Lawmakers Must Redraw Maps if Emergency Stay Not Granted
UPDATE: State seeks emergency stay from U.S. Supreme Court after federal court refuses request for stay ahead of March 15 primary.
State leaders are waiting to see if they will have to return to Raleigh for an emergency session next week to redraw the state’s congressional districts after federal judges overturned a state Supreme Court decision, ruling Friday that the state’s two majority black Congressional districts as unconstitutional.
The court found that the districts did not stand up to strict scrutiny under the law, saying that majority-minority districts were not necessary in North Carolina.
The state filed an emergency petition Monday afternoon, asking the court to stay the decision until after the primary election March 15.
If the state’s request is denied, House Speaker Rep. Tim Moore (R-Cleveland) said, Feb. 15 would be the likely date to open a special session for the purpose of redrawing and approving the new voting districts.
The federal ruling gives the state until Feb. 19 to have new districts in place.
The state is seeking the stay under the argument that to interrupt the election now, after more than 10,000 absentee ballots have been already requested, with about 700 of those already returned, would cause voter confusion and hurt the election process.
Since the ruling came down, the number of ballots requested has jumped from about 8,000 to 10,000, with more than 100 additional ballots being returned in that timeframe.
“We trust the federal trial court was not aware an election was already under way and surely did not intend to throw our state into chaos by nullifying ballots that have already been sent out and votes that have already been cast. We hope the court will realize the serious and far-reaching ramifications of its unprecedented, eleventh-hour action and immediately issue a stay,” said Sen. Bob Rucho (R-Mecklenburg) and Rep. David Lewis (R-Harnett), in a statement.
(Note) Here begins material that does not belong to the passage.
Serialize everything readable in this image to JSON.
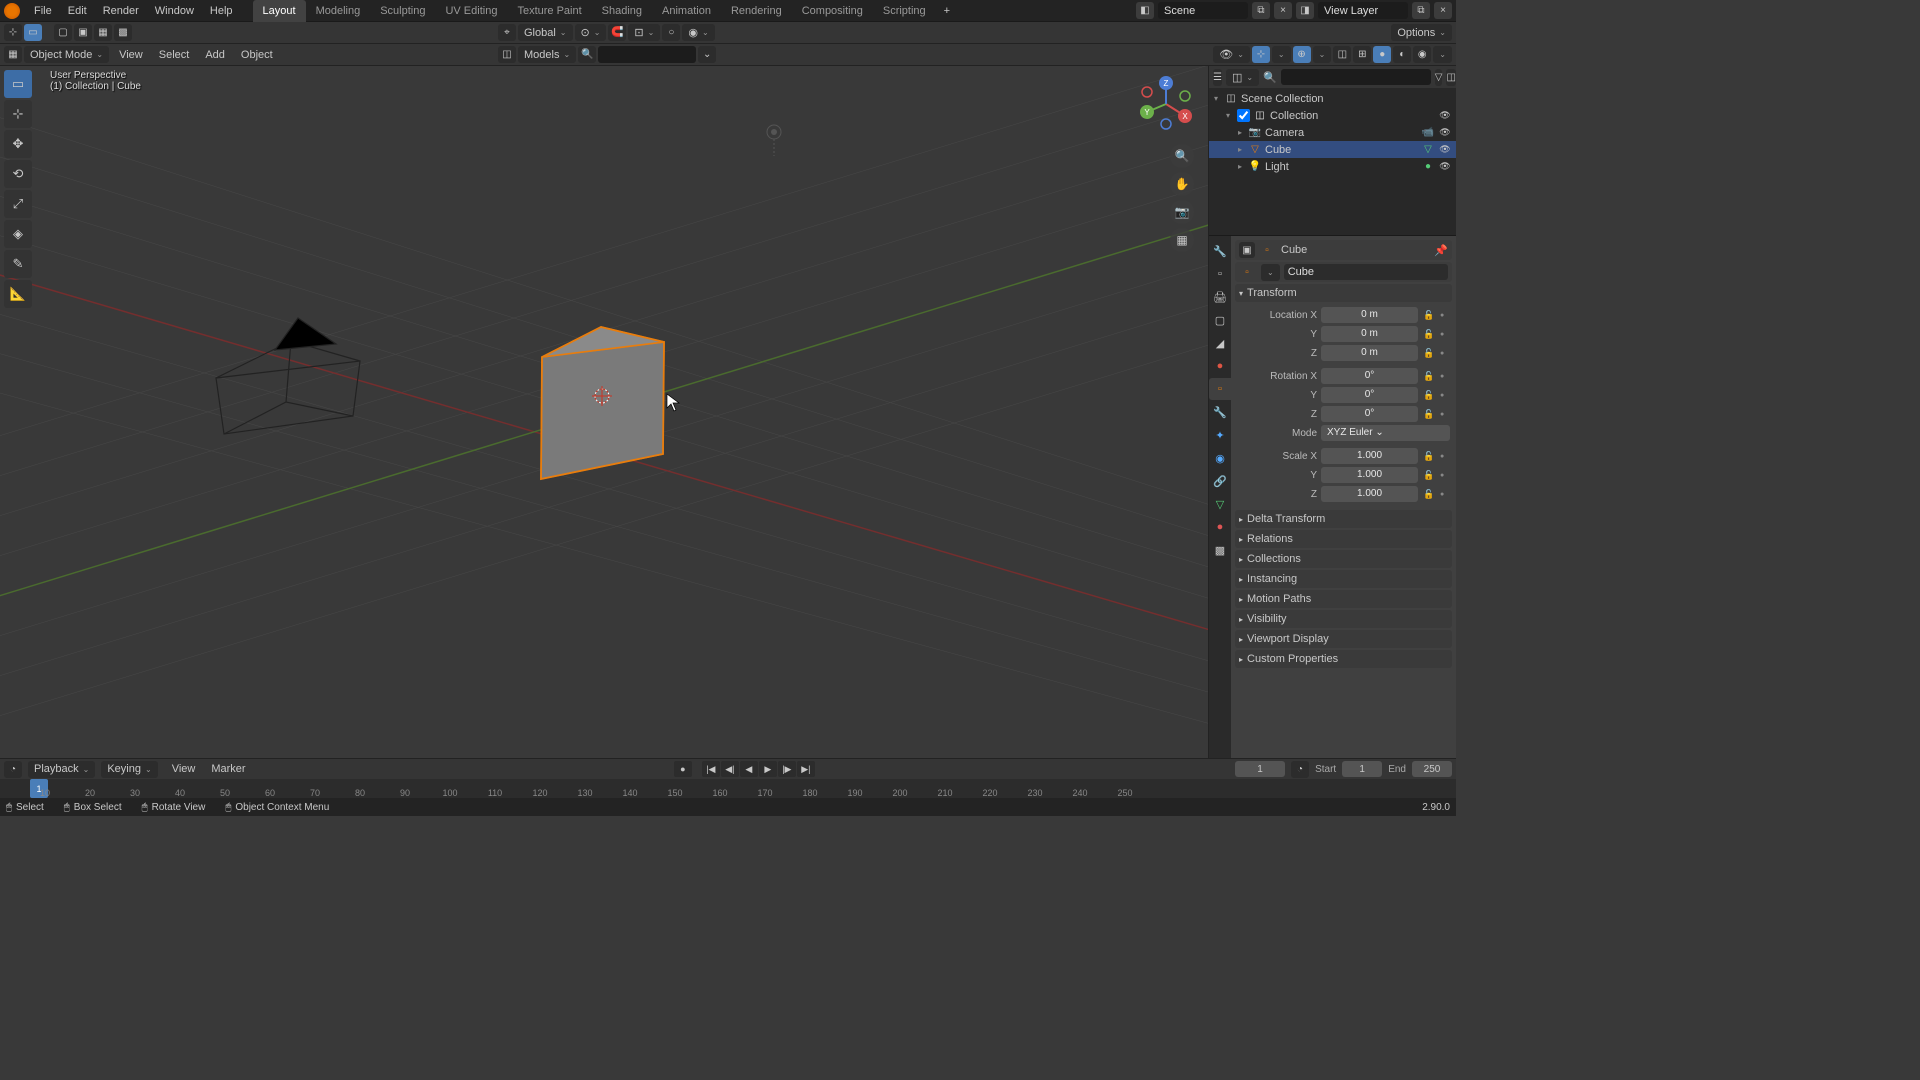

Rucho and Lewis chaired the Senate and House redistricting committees, respectively.
The plaintiffs in the state had until midday today to respond to the state’s request before a judge will rule on the request.
The two districts in question are the 1st District and the 12th District.
The 1st, which is held by Rep. G.K. Butterfield, covers most of northeastern North Carolina but also stretches into Durham as well, while the 12th stretches from Charlotte to Greensboro along I-85 and is controlled by Rep. Alma Adams.
Both legislators are black Democrats.
The court ruling said that the state gerrymandered the districts based on race, opening the redistricting up to strict scrutiny by the court.
The state said that it was making majority-minority districts because of requirements under Section 2 of the Voting Rights Act of 1965.
The drawing of minority majority districts is based on Thornburg v. Gingles, a landmark US Supreme Court ruling.
But two judges on the panel rejected that argument, saying that “the defendants fail(ed) to show the third Gingles factor, that the legislature had a ‘strong basis in evidence’ of racially polarized voting in (Congressional District 1) significant enough that the white majority routinely votes as a bloc to defeat the minority candidate of choice,” meaning that a minority-majority district was not required.
“Because the plaintiffs have shown that race predominated in (Congressional District 1) and (Congressional District 12) on North Carolina’s 2011 Congressional Redistricting Plan, and because the defendants have failed to establish that this race-based redistricting satisfies strict scrutiny, the court finds that the 2-11 Congressional Redistricting Plan in unconstitutional, and will require the North Carolina General Assembly to draw a new congressional district plan,” the opinion, written by Circuit Judge Roger Gregory, said.
Gregory went on to say that he believed the state used Section 2 of the Voting Rights Act as a shield to pack the two districts, as opposed to a sword to fight for the rights of racial minorities.
Should the state’s request for a stay not be granted, then an appeal to the U.S. Supreme Court would be the most likely next step.
Cost to hold another election about $9.5M
Jackie Hyland, public information officer for the State Board of Elections, said the estimated cost to hold an unanticipated primary is at least $9.5 million, but it would probably be more.
And that is just the cost to the individual county boards of elections. “That does not include state =-level costs,” she said.
Boards of elections across the state would have to secure locations for nearly 2,800 precincts, in addition to the material costs of holding another election for the Congressional districts.
Until a ruling comes out, the State Board of Elections is telling the counties to continue as usual and that the state will sort out what needs to be done.
“We are in a holding pattern right now,” Hyland said. “We are telling counties to continue issuing ballots.”